In terms of Janssen’s defense arguments in the Topamax cases, Homolash said, “From my understanding, the defense is that it’s the mother’s fault, and that defense doesn’t appear to be working.”

Several products liability defense attorneys outside of the Topamax litigation declined to offer comments on the issue.

The jury in Anderson divided the verdict into $1.5 million for non-economic losses and $1.5 million for future health care expenses. Pinto said she could not comment as to whether there were any pretrial settlement offers.

Plaintiffs Kelly Anderson and her husband argued in their pretrial memorandum that Anderson’s ingestion of Topamax during the first trimester of her pregnancy caused their baby’s birth defects.

Anderson, who took Topamax to treat her migraine headaches, learned she was pregnant Dec. 26, 2007. Court papers said that Anderson called her neurologist, Dr. Veronica Sosa, to discuss tapering off, but not eliminating, her Topamax use with the belief that her migraines would improve during pregnancy.

Court papers said that Anderson’s obstetrician told her that Topamax was safe to take during pregnancy.

The plaintiffs argued Janssen did not adequately warn about the potential risks associated with Topamax until the label was changed in March 2011.

The plaintiffs alleged that Janssen knew about the risk of birth defects associated with Topamax as early as a decade before the label change, as evidenced by internal Janssen documents.

Janssen employees also acknowledged Topamax’s potential to cause birth defects, court papers said, pointing to the testimony of Cathy Ellis, who served as Janssen’s associate director of regulatory affairs.

“She testified that based on preclinical information at the time, Topamax ‘was known to cause some birth defects’ in humans as early as 1996,” court papers said.

However, Janssen’s experts testified that it is uncertain as to whether exposure to Topamax during pregnancy causes birth defects, court papers said.
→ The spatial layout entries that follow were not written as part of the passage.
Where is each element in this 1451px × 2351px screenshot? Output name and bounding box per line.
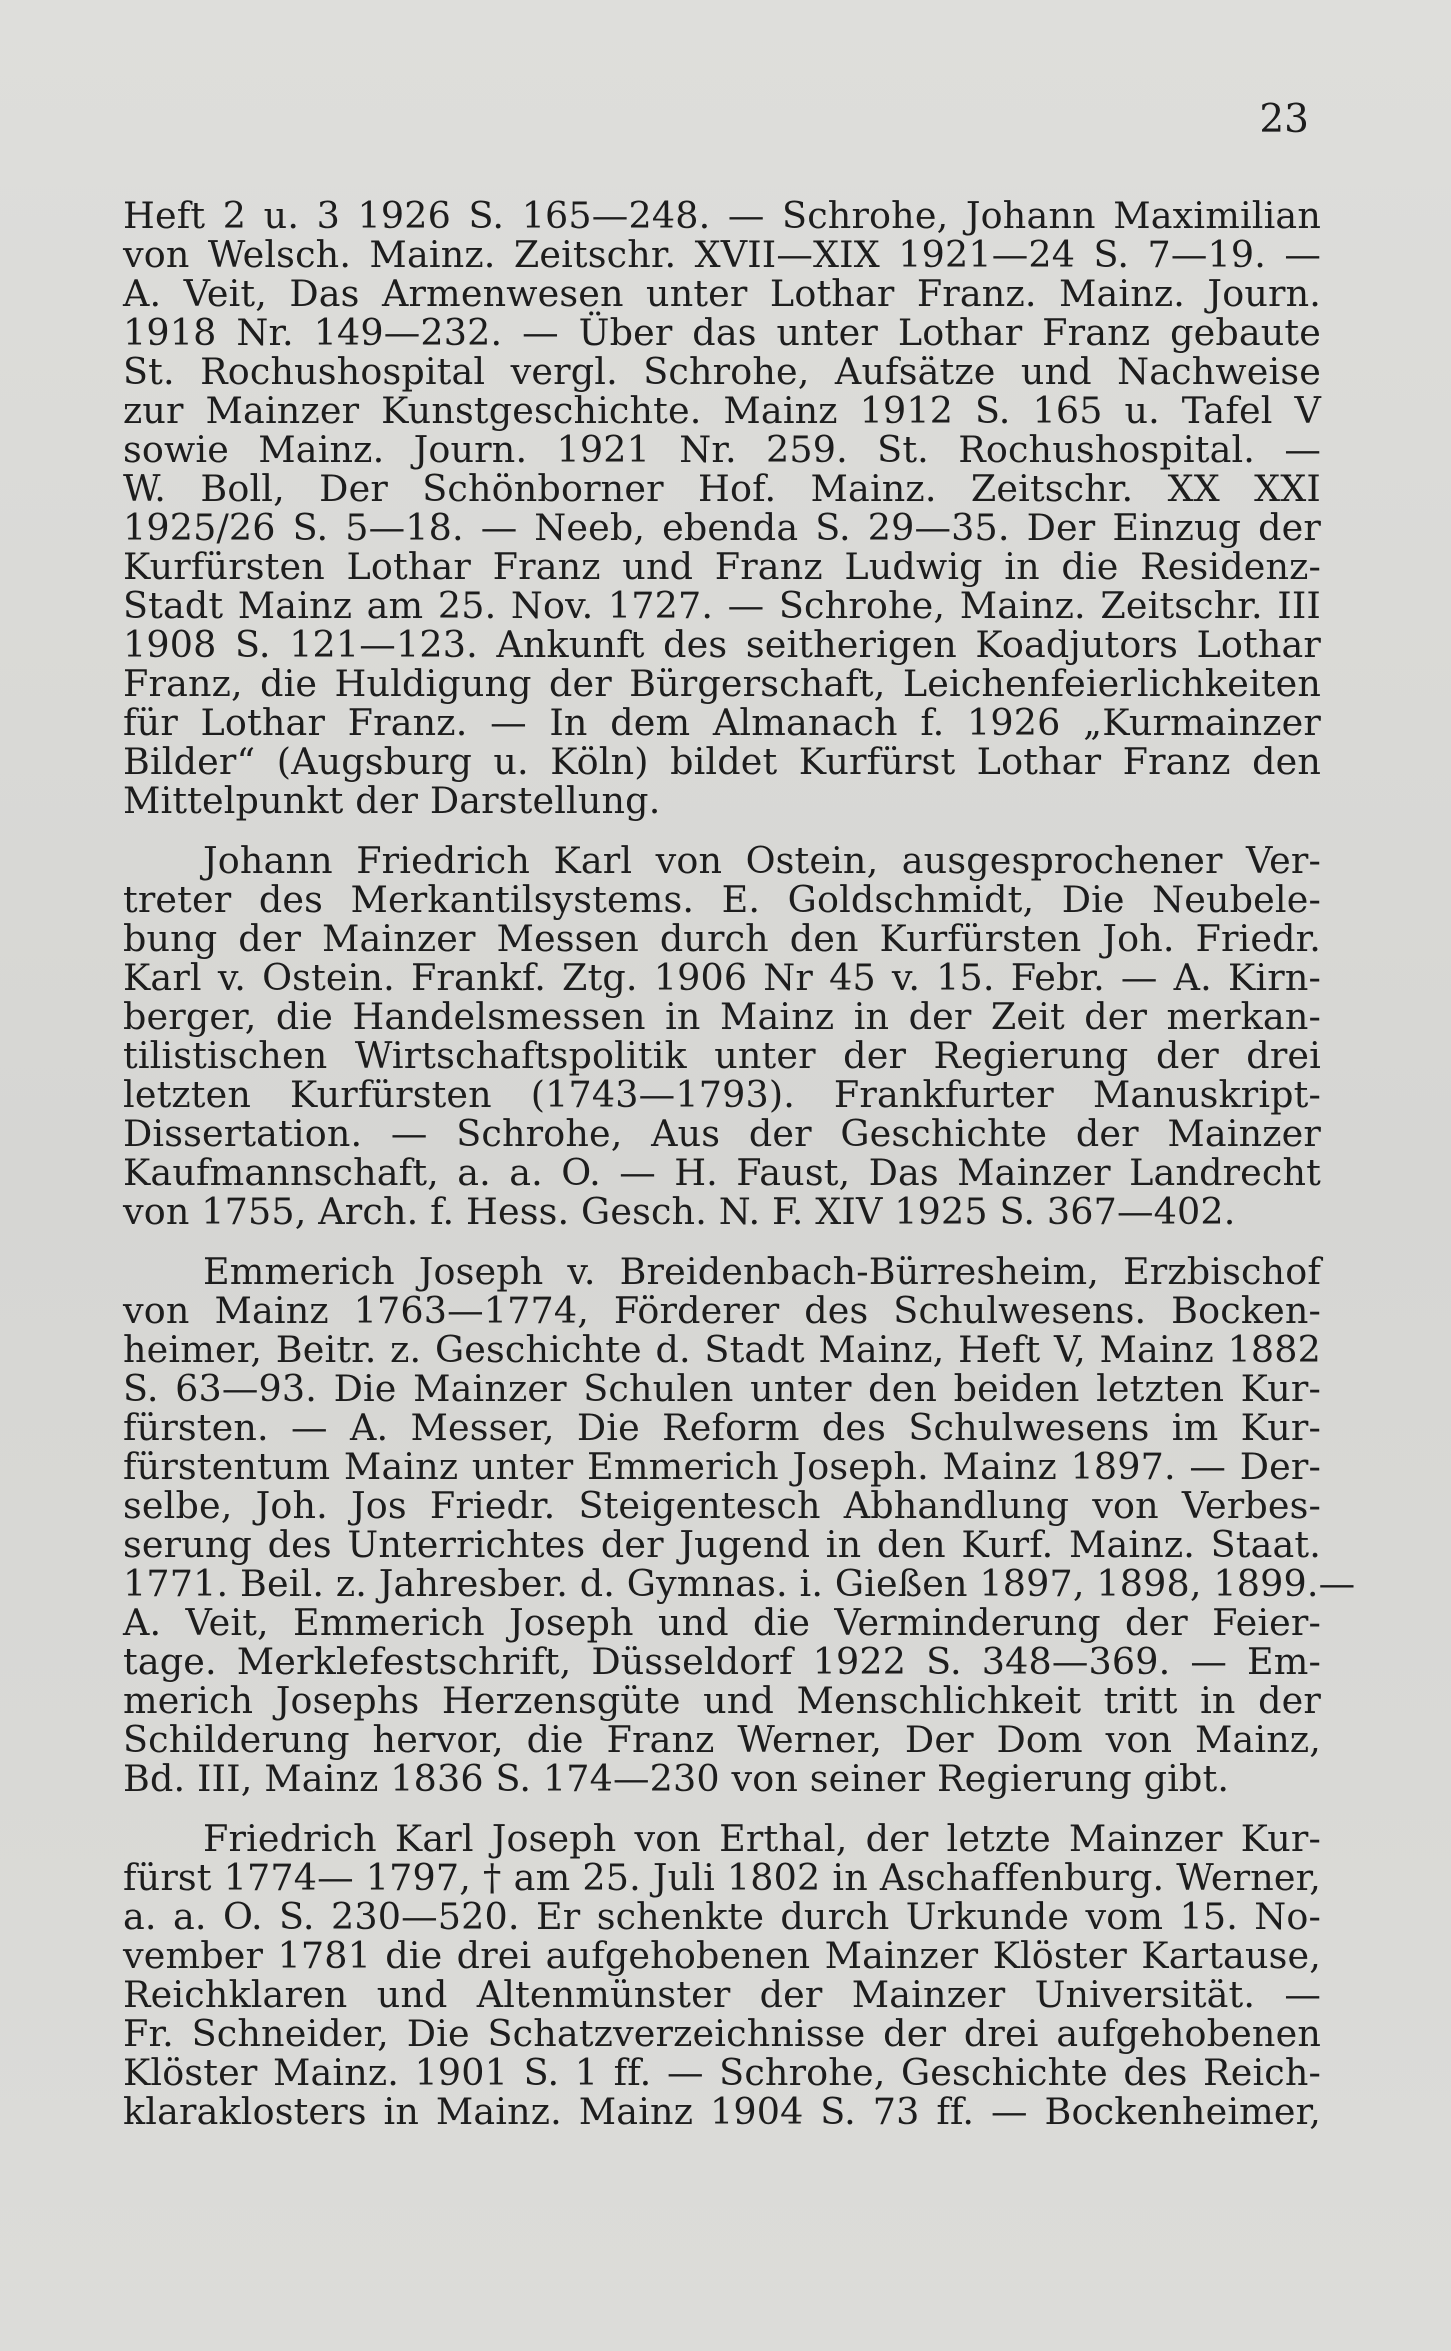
text-line: Kurfürsten Lothar Franz und Franz Ludwig in die Residenz- <box>123 545 1321 588</box>
text-line: von Mainz 1763—1774, Förderer des Schulwesens. Bocken- <box>123 1289 1321 1332</box>
text-line: Fr. Schneider, Die Schatzverzeichnisse der drei aufgehobenen <box>123 2012 1321 2055</box>
text-line: heimer, Beitr. z. Geschichte d. Stadt Mainz, Heft V, Mainz 1882 <box>123 1328 1321 1371</box>
text-line: fürst 1774— 1797, † am 25. Juli 1802 in Aschaffenburg. Werner, <box>123 1856 1321 1899</box>
paragraph-erthal-references <box>123 1819 1321 2131</box>
text-line: von Welsch. Mainz. Zeitschr. XVII—XIX 1921—24 S. 7—19. — <box>123 233 1321 276</box>
text-line: klaraklosters in Mainz. Mainz 1904 S. 73 ff. — Bockenheimer, <box>123 2090 1321 2133</box>
text-line: serung des Unterrichtes der Jugend in den Kurf. Mainz. Staat. <box>123 1523 1321 1566</box>
body-text <box>123 194 1356 2133</box>
text-line: St. Rochushospital vergl. Schrohe, Aufsätze und Nachweise <box>123 350 1321 393</box>
text-line: fürstentum Mainz unter Emmerich Joseph. Mainz 1897. — Der- <box>123 1445 1321 1488</box>
text-line: letzten Kurfürsten (1743—1793). Frankfurter Manuskript- <box>123 1073 1321 1116</box>
text-line: W. Boll, Der Schönborner Hof. Mainz. Zeitschr. XX XXI <box>123 467 1321 510</box>
text-line: Bd. III, Mainz 1836 S. 174—230 von seiner Regierung gibt. <box>123 1757 1230 1800</box>
paragraph-ostein-references <box>123 841 1321 1231</box>
text-line: zur Mainzer Kunstgeschichte. Mainz 1912 S. 165 u. Tafel V <box>123 389 1321 432</box>
text-line: Reichklaren und Altenmünster der Mainzer Universität. — <box>123 1973 1321 2016</box>
text-line: sowie Mainz. Journ. 1921 Nr. 259. St. Rochushospital. — <box>123 428 1321 471</box>
text-line: Mittelpunkt der Darstellung. <box>123 779 661 822</box>
text-line: Johann Friedrich Karl von Ostein, ausgesprochener Ver- <box>203 839 1321 882</box>
text-line: 1771. Beil. z. Jahresber. d. Gymnas. i. Gießen 1897, 1898, 1899.— <box>123 1562 1356 1605</box>
text-line: a. a. O. S. 230—520. Er schenkte durch Urkunde vom 15. No- <box>123 1895 1321 1938</box>
text-line: 1918 Nr. 149—232. — Über das unter Lothar Franz gebaute <box>123 311 1321 354</box>
text-line: tilistischen Wirtschaftspolitik unter der Regierung der drei <box>123 1034 1321 1077</box>
paragraph-lothar-franz-references <box>123 196 1321 820</box>
text-line: S. 63—93. Die Mainzer Schulen unter den beiden letzten Kur- <box>123 1367 1321 1410</box>
text-line: 1925/26 S. 5—18. — Neeb, ebenda S. 29—35. Der Einzug der <box>123 506 1321 549</box>
text-line: bung der Mainzer Messen durch den Kurfürsten Joh. Friedr. <box>123 917 1321 960</box>
text-line: von 1755, Arch. f. Hess. Gesch. N. F. XIV 1925 S. 367—402. <box>123 1190 1236 1233</box>
text-line: Friedrich Karl Joseph von Erthal, der letzte Mainzer Kur- <box>203 1817 1321 1860</box>
text-line: Stadt Mainz am 25. Nov. 1727. — Schrohe, Mainz. Zeitschr. III <box>123 584 1321 627</box>
text-line: Schilderung hervor, die Franz Werner, Der Dom von Mainz, <box>123 1718 1321 1761</box>
text-line: selbe, Joh. Jos Friedr. Steigentesch Abhandlung von Verbes- <box>123 1484 1321 1527</box>
text-line: Dissertation. — Schrohe, Aus der Geschichte der Mainzer <box>123 1112 1321 1155</box>
text-line: fürsten. — A. Messer, Die Reform des Schulwesens im Kur- <box>123 1406 1321 1449</box>
text-line: vember 1781 die drei aufgehobenen Mainzer Klöster Kartause, <box>123 1934 1321 1977</box>
text-line: Franz, die Huldigung der Bürgerschaft, Leichenfeierlichkeiten <box>123 662 1321 705</box>
text-line: Emmerich Joseph v. Breidenbach-Bürresheim, Erzbischof <box>203 1250 1321 1293</box>
page-number: 23 <box>1259 97 1309 142</box>
text-line: für Lothar Franz. — In dem Almanach f. 1926 „Kurmainzer <box>123 701 1321 744</box>
text-line: Klöster Mainz. 1901 S. 1 ff. — Schrohe, Geschichte des Reich- <box>123 2051 1321 2094</box>
text-line: treter des Merkantilsystems. E. Goldschmidt, Die Neubele- <box>123 878 1321 921</box>
text-line: tage. Merklefestschrift, Düsseldorf 1922 S. 348—369. — Em- <box>123 1640 1321 1683</box>
text-line: berger, die Handelsmessen in Mainz in der Zeit der merkan- <box>123 995 1321 1038</box>
text-line: 1908 S. 121—123. Ankunft des seitherigen Koadjutors Lothar <box>123 623 1321 666</box>
text-line: Karl v. Ostein. Frankf. Ztg. 1906 Nr 45 v. 15. Febr. — A. Kirn- <box>123 956 1321 999</box>
text-line: A. Veit, Das Armenwesen unter Lothar Franz. Mainz. Journ. <box>123 272 1321 315</box>
text-line: Kaufmannschaft, a. a. O. — H. Faust, Das Mainzer Landrecht <box>123 1151 1321 1194</box>
text-line: A. Veit, Emmerich Joseph und die Verminderung der Feier- <box>123 1601 1321 1644</box>
paragraph-emmerich-joseph-references <box>123 1250 1356 1800</box>
text-line: Bilder“ (Augsburg u. Köln) bildet Kurfürst Lothar Franz den <box>123 740 1321 783</box>
text-line: merich Josephs Herzensgüte und Menschlichkeit tritt in der <box>123 1679 1321 1722</box>
text-line: Heft 2 u. 3 1926 S. 165—248. — Schrohe, Johann Maximilian <box>123 194 1321 237</box>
In the defendant’s pretrial memorandum, Janssen said that one of Anderson’s doctors informed her of the potential risks associated with taking Topamax during pregnancy and that Anderson “repeatedly refused” to go off the drug, despite her doctor’s warnings.

Additionally, the defendant argued that Sosa knew of the risks Topamax potentially posed when it was labeled as a pregnancy Category C drug before it was changed to Category D, and informed Anderson to stop taking Topamax during pregnancy.

“Accordingly, Dr. Sosa knew of and understood the precise warnings of which [the] plaintiffs complain,” defense papers said. “Janssen’s warnings were, therefore, adequate.”

Janssen maintained that a change to a different warning label for Topamax would not have affected Anderson’s decision to remain on the drug because she relied on the advice of her obstetrician or she needed the drug for relief of her migraine symptoms.

“Mrs. Anderson’s conduct, such as her failure to heed the warnings Janssen provided with Topamax and/or heed the warnings concerning the drug’s side effects provided by her prescribing physicians, not only prevents [the] plaintiffs from meeting their burden of proof, but also demonstrates Mrs. Anderson herself was negligent,” defense papers said.

Pinto reiterated that juries have found in three trials that Topamax is a teratogen, a substance that causes birth defects, and that its warnings aren’t strong enough.

“This third verdict shows that Janssen and Johnson & Johnson’s defensive strategy of placing the blame on the mothers and the doctors is not going to work,” Pinto said.